NuVasive to Offer $325 Million Convertible Senior Notes Due 2017

NuVasive, Inc. NUVA announced today its intention to offer, subject to market and other conditions, approximately $325 million principal amount of Convertible Senior Notes due 2017 in an underwritten public offering. The notes will be convertible at the option of the holders into cash, shares of the Company's common stock or any combination thereof at the Company's election, upon the occurrence of certain events and during certain periods.

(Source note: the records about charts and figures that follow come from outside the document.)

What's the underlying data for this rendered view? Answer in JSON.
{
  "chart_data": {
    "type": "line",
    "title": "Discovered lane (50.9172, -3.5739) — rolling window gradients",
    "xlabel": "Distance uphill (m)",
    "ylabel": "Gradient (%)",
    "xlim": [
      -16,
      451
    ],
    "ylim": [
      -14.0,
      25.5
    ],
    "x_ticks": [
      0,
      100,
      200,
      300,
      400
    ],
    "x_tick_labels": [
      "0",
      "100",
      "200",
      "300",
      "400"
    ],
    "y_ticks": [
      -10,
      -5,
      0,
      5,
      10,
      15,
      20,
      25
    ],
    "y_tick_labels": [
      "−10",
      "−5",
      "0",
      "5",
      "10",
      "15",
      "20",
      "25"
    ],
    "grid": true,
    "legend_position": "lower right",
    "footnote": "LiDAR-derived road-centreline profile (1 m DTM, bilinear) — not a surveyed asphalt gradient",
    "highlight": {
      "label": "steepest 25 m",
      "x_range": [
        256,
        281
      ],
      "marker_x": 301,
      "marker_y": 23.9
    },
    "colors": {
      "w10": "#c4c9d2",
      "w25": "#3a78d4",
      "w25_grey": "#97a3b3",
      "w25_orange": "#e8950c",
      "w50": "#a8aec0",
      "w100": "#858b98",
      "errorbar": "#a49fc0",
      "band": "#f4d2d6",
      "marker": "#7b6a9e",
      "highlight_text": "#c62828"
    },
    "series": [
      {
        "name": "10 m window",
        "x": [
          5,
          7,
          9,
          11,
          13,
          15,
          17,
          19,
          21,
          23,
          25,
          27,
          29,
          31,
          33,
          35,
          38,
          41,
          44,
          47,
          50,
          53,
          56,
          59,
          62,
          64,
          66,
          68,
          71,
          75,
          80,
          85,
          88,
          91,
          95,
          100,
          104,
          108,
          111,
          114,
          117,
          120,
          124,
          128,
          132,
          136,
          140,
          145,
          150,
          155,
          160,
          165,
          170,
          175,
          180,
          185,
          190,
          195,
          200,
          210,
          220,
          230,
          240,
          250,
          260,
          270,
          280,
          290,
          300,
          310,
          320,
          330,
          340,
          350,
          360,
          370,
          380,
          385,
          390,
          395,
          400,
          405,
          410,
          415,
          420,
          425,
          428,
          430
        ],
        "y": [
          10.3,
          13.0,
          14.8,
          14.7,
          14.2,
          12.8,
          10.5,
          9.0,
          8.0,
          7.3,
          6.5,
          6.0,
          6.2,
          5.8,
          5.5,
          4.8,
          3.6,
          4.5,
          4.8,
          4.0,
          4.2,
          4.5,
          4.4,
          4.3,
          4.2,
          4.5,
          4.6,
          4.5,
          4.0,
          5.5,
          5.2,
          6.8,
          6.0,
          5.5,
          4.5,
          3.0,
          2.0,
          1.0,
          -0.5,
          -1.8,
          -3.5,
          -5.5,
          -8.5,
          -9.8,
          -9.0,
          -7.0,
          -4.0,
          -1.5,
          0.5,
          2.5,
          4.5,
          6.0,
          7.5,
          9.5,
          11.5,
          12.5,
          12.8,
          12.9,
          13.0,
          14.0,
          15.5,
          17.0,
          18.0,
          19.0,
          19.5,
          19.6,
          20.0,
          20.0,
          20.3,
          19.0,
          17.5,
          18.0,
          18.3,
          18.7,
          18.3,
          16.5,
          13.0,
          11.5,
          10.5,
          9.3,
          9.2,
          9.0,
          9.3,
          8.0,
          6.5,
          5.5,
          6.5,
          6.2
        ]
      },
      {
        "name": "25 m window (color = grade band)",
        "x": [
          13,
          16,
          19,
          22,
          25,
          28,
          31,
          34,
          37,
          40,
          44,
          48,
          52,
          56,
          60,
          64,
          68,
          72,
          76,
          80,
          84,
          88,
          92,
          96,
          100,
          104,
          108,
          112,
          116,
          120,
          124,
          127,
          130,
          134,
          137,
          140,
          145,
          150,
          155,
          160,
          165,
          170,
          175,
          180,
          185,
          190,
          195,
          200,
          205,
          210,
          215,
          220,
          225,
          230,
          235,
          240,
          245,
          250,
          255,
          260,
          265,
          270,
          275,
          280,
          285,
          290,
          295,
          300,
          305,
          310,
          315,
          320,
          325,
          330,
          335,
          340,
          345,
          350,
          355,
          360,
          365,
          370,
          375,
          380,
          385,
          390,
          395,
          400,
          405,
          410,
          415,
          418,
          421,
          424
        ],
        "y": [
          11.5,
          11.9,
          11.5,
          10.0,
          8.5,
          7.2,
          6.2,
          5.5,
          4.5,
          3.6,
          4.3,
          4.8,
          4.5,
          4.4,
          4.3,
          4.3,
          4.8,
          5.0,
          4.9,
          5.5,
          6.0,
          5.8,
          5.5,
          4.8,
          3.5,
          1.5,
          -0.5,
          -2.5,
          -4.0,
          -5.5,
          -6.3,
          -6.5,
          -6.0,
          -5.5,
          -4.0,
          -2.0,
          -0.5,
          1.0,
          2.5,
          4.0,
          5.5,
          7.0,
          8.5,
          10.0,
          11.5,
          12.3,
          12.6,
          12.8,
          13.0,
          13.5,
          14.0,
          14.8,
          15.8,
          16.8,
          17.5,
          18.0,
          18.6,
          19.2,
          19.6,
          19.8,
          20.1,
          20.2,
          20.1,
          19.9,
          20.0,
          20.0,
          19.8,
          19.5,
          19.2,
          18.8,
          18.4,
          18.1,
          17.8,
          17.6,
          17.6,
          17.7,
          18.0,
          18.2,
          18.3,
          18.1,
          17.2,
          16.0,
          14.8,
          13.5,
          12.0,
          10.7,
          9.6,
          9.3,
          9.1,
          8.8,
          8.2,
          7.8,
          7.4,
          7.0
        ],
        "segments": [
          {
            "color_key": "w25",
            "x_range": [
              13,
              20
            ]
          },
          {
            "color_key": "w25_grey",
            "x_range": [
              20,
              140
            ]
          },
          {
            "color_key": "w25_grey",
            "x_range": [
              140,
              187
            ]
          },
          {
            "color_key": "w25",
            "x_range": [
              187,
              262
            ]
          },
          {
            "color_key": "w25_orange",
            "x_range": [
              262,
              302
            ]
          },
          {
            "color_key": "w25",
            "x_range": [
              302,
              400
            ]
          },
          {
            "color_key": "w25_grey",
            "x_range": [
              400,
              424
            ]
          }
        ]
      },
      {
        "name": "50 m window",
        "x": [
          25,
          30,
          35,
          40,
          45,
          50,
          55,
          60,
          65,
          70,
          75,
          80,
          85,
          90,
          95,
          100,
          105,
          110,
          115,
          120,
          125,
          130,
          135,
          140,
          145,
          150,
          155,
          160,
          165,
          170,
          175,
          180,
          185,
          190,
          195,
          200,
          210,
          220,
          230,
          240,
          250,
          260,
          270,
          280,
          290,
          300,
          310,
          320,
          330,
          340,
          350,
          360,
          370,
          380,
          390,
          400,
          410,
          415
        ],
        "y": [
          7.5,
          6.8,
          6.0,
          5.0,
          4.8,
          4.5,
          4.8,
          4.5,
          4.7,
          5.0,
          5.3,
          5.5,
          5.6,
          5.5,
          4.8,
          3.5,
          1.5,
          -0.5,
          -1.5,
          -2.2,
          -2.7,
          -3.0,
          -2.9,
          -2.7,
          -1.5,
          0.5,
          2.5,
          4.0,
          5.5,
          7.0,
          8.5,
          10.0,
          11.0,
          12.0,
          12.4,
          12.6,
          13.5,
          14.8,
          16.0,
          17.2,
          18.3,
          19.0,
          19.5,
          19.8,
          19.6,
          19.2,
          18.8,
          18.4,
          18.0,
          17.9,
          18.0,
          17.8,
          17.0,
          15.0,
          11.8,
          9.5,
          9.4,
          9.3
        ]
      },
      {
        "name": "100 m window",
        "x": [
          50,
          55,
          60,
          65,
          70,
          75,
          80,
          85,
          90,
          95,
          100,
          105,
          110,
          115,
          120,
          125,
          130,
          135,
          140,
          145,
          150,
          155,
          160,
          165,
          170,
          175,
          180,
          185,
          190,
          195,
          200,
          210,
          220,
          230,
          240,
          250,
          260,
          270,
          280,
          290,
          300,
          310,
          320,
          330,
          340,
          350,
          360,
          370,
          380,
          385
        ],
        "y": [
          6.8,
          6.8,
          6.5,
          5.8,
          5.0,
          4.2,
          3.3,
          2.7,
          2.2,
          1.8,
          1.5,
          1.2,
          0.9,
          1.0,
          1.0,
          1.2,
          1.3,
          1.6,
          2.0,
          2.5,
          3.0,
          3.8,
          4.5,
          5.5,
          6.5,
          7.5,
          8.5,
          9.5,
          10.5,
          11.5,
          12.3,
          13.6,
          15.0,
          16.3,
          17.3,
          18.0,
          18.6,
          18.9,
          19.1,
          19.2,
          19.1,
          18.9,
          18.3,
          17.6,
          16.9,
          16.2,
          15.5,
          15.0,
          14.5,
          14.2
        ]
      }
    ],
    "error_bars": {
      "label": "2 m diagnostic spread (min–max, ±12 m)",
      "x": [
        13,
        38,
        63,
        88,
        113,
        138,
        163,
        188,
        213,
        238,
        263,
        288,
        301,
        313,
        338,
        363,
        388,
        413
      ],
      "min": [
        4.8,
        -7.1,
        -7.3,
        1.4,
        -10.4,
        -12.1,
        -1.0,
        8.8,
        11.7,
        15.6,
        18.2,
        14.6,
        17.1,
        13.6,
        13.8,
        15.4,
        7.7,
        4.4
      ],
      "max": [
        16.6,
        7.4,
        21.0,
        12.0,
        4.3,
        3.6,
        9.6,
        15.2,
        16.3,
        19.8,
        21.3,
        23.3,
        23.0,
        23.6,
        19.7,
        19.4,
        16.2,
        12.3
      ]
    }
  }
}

The Company may only deliver shares of its common stock upon any conversion of notes if it has received stockholder approval for an increase in the total number of authorized shares of its common stock sufficient to permit the Company to settle conversions of the notes and of the preferred stock issuable upon exercise of the warrants described below in shares of its common stock, and for authorization of such conversions of the preferred stock. Absent such approval, the Company would be required to satisfy any conversion obligations solely in cash. The Company intends to solicit such stockholder approval after the closing of this offering. NuVasive also expects to grant the underwriters an option to purchase up to $48.75 million of additional notes solely to cover over-allotments. The interest rate, conversion price and other terms of the notes will be determined by NuVasive and the underwriters. BofA Merrill Lynch and Goldman, Sachs & Co. are acting as joint book-running managers for the offering.